Nathalie Salles – Quel évènement vous a amené à rejoindre le MNCP puis à en devenir le président ?
Robert Crémieux - Dans le quartier de banlieue parisienne où j’habitais au début de la décennie 90, j’ai constaté que la montée du chômage n’était pas prise en compte par les syndicats et encore moins par les partis politiques. J’ai participé alors à la constitution d’un mouvement d’action contre le chômage (AC !) qui réunissait des syndicalistes de tous horizons, des chercheurs, des militants politiques et, notamment, un mouvement de chômeurs, le MNCP.
Mais à la fin des années 90, je me suis retrouvé moi-même à pointer à l’ANPE pour la première fois de ma vie. Une expérience à laquelle je n’étais pas préparé, ma génération n’ayant pas connu dans sa jeunesse le chômage de masse. Et cela s’est très mal passé, mon dossier à connu des fortunes diverses dans son traitement par les ASSEDIC, je me suis retrouvé en conflit avec l’assurance chômage et sans indemnité pendant de très longs mois. J’ai très mal vécu cette situation, cela m’a conduit à rejoindre le MNCP en 1997. J’étais déjà convaincu de la nécessité pour les chômeurs d’avoir à mener une lutte syndicale, mais cette fois c’était pour moi-même que j’étais amené à m’inscrire dans ce type d’action !

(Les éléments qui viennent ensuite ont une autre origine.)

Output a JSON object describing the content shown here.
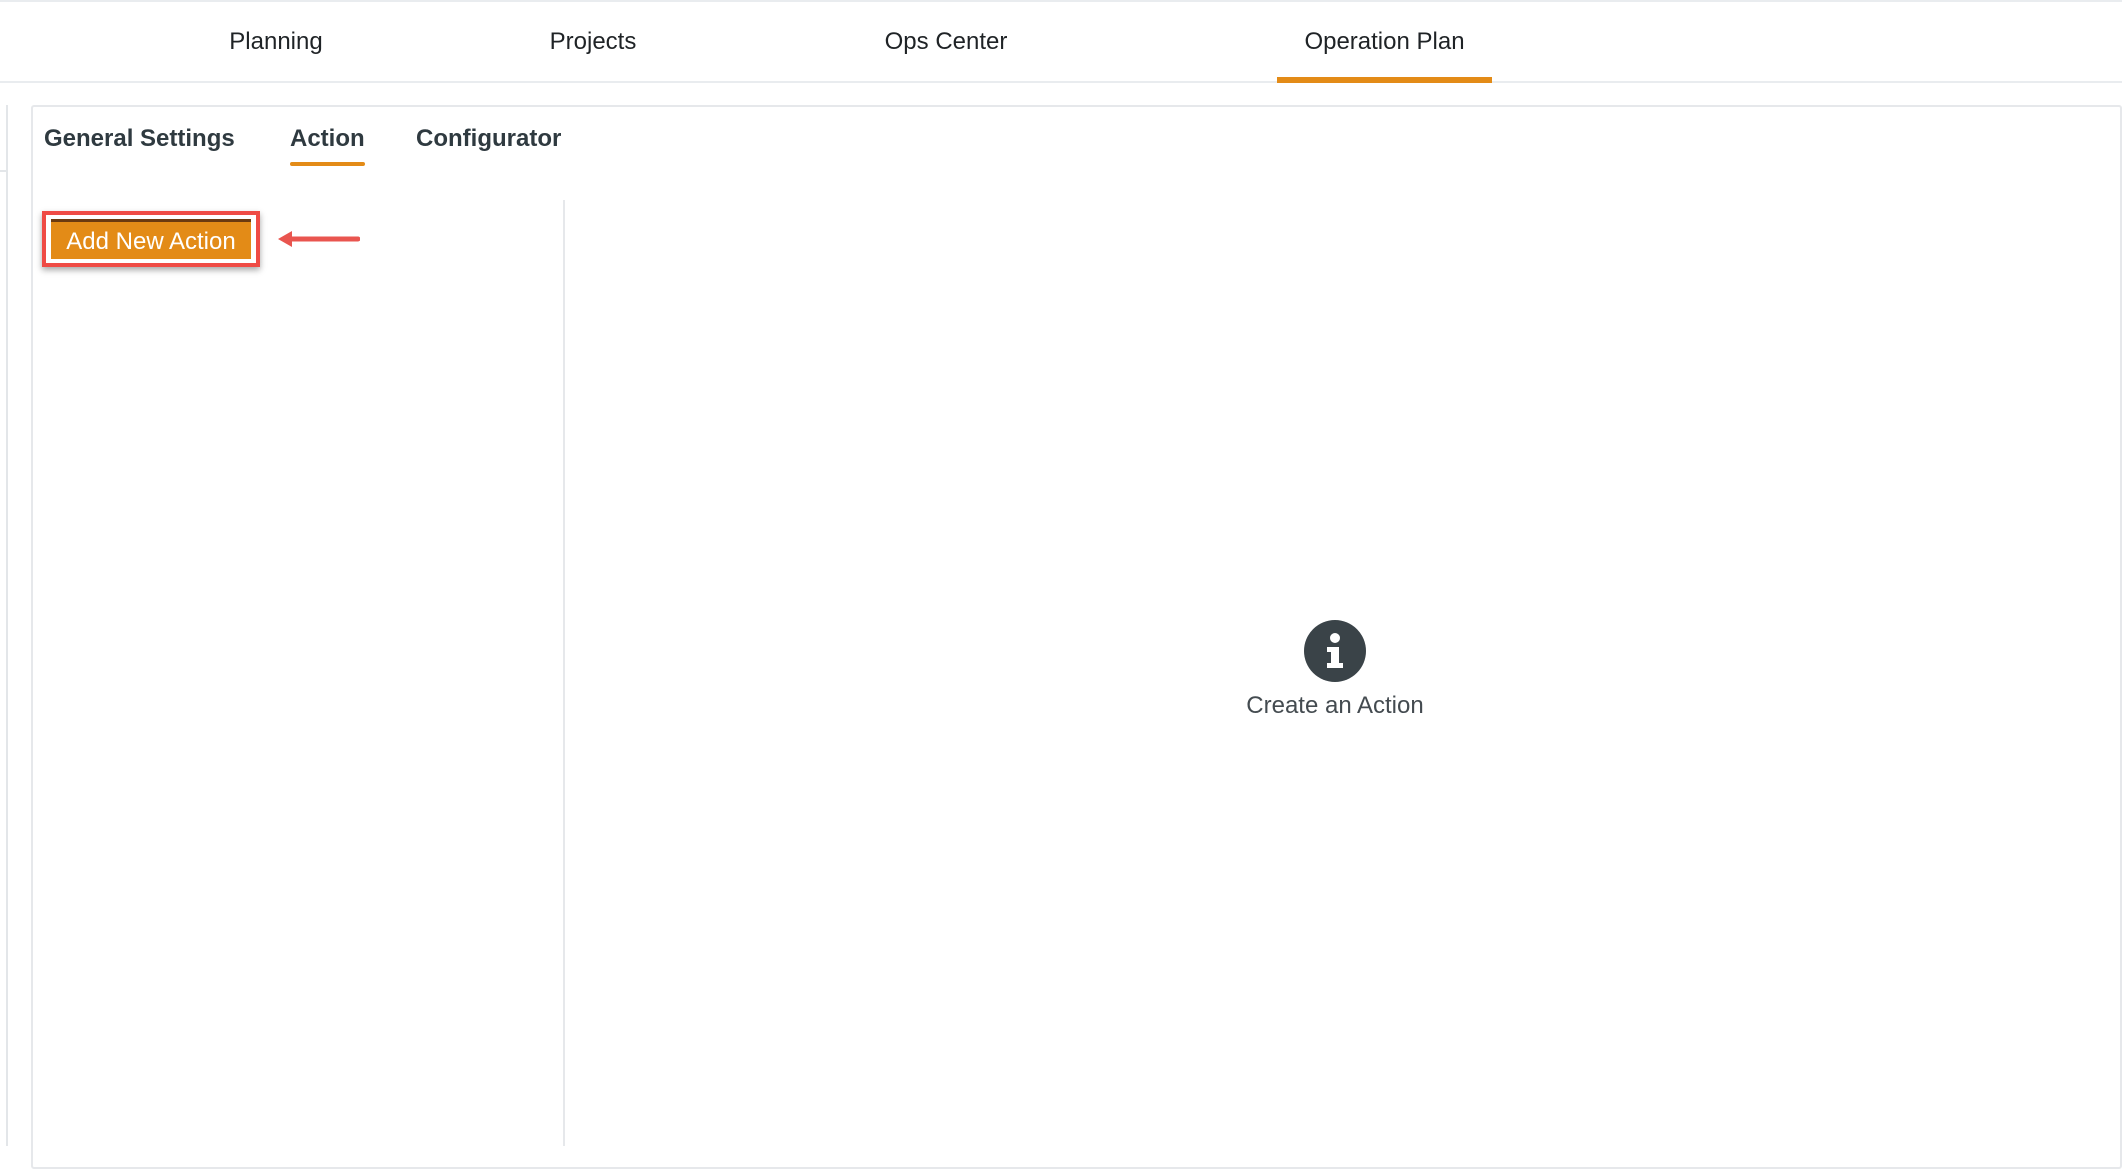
{
  "top_nav": {
    "tabs": [
      {
        "label": "Planning",
        "active": false
      },
      {
        "label": "Projects",
        "active": false
      },
      {
        "label": "Ops Center",
        "active": false
      },
      {
        "label": "Operation Plan",
        "active": true
      }
    ]
  },
  "sub_nav": {
    "tabs": [
      {
        "label": "General Settings",
        "active": false
      },
      {
        "label": "Action",
        "active": true
      },
      {
        "label": "Configurator",
        "active": false
      }
    ]
  },
  "left_pane": {
    "add_button_label": "Add New Action"
  },
  "empty_state": {
    "icon": "info-icon",
    "message": "Create an Action"
  },
  "colors": {
    "accent": "#e38b17",
    "highlight_border": "#ef4b45",
    "icon_bg": "#3a4348"
  }
}
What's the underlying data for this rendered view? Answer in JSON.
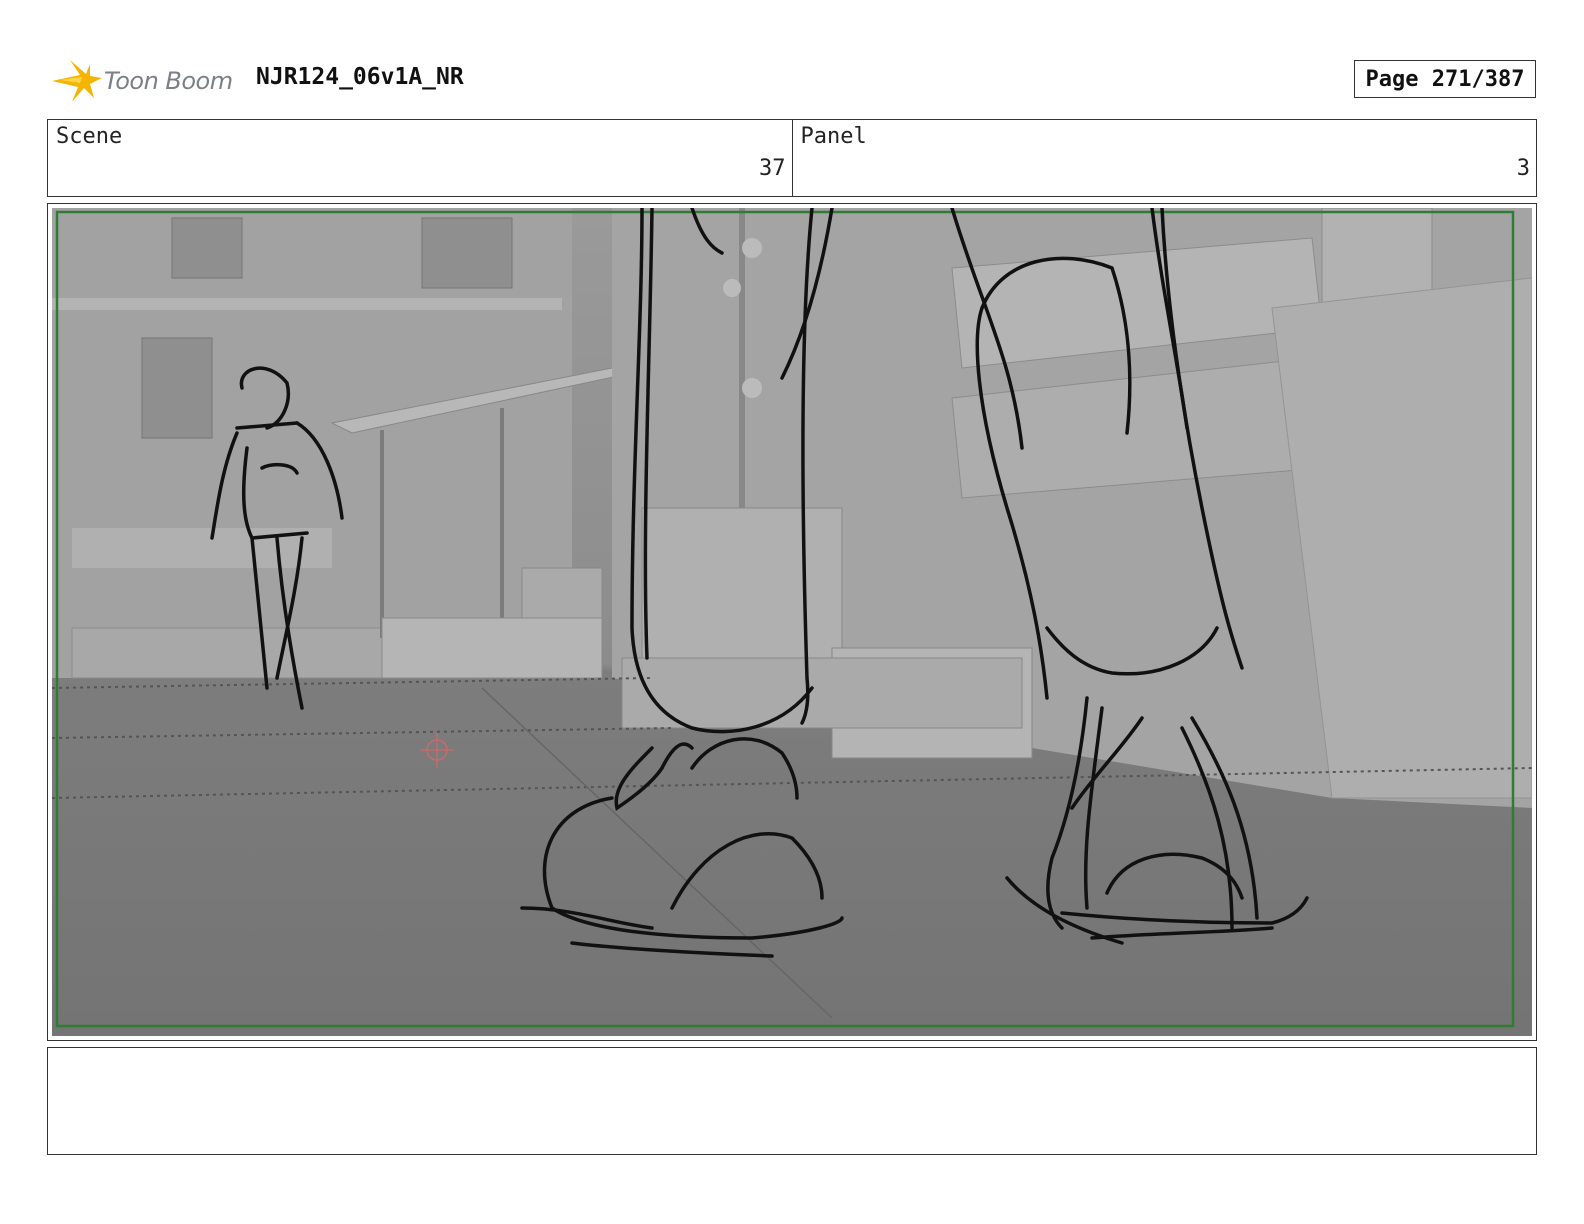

Il a d’ailleurs fallu le mouvement des chômeurs historique de l’hiver 97-98 pour que mon dossier ASSEDIC soit réexaminé et que mes droits aux allocations chômage soient enfin reconnus. Pendant plusieurs jours avec le MNCP, AC!, APEIS, la CGT chômeurs, nous avons occupé l’agence de Gennevilliers puis l’ANPE… C’est dans le cours de ce mouvement que j’ai pris des responsabilités au sein du MNCP puis que j’en suis devenu président. J’ai quitté la présidence car j’avais retrouvé du travail… mais je suis resté adhérent du mouvement. Sans responsabilité particulière (je suis actuellement retraité) mais j’essaie de me rendre utile. Le mouvement repose pour une part sur le concours de bénévoles comme moi (nous les appelons : « citoyens / citoyennes solidaires »).
- De quelle manière les chômeurs concernés par un recouvrement d’indus entrent-ils en contact avec vous ? Est-ce l’association qui va au devant de leurs problèmes et de quelle manière ?
Le MNCP est une fédération de maisons de chômeurs. Chacune a son histoire, ses particularités, ses modes d’action et son nom local sous lequel elle est connue. La manière dont les chômeurs entrent en contact varie avec l’implantation locale : certaines reçoivent même des personnes que les services publics débordés où impuissants leur envoient.
Certaines associations ont aussi la pratique militante d’aller aux portes des Pôle emploi ou des CAF. L’adresse du MNCP est affichée dans les agences Pôle emploi. Et parfois, lorsque nous mettons en avant une question particulière comme les radiations ou les indus et que la presse locale en parle, nous avons des chômeurs qui s’adressent à nous… Depuis que le MNCP a une meilleure visibilité sur Internet (mncp.fr) et sur les réseaux sociaux (sur twitter @Federation_MNCP , un groupe sur Facebook et sur dailymotion), il y a aussi des personnes qui prennent contact par ce moyen car nous n’avons pas d’associations sur tout le territoire.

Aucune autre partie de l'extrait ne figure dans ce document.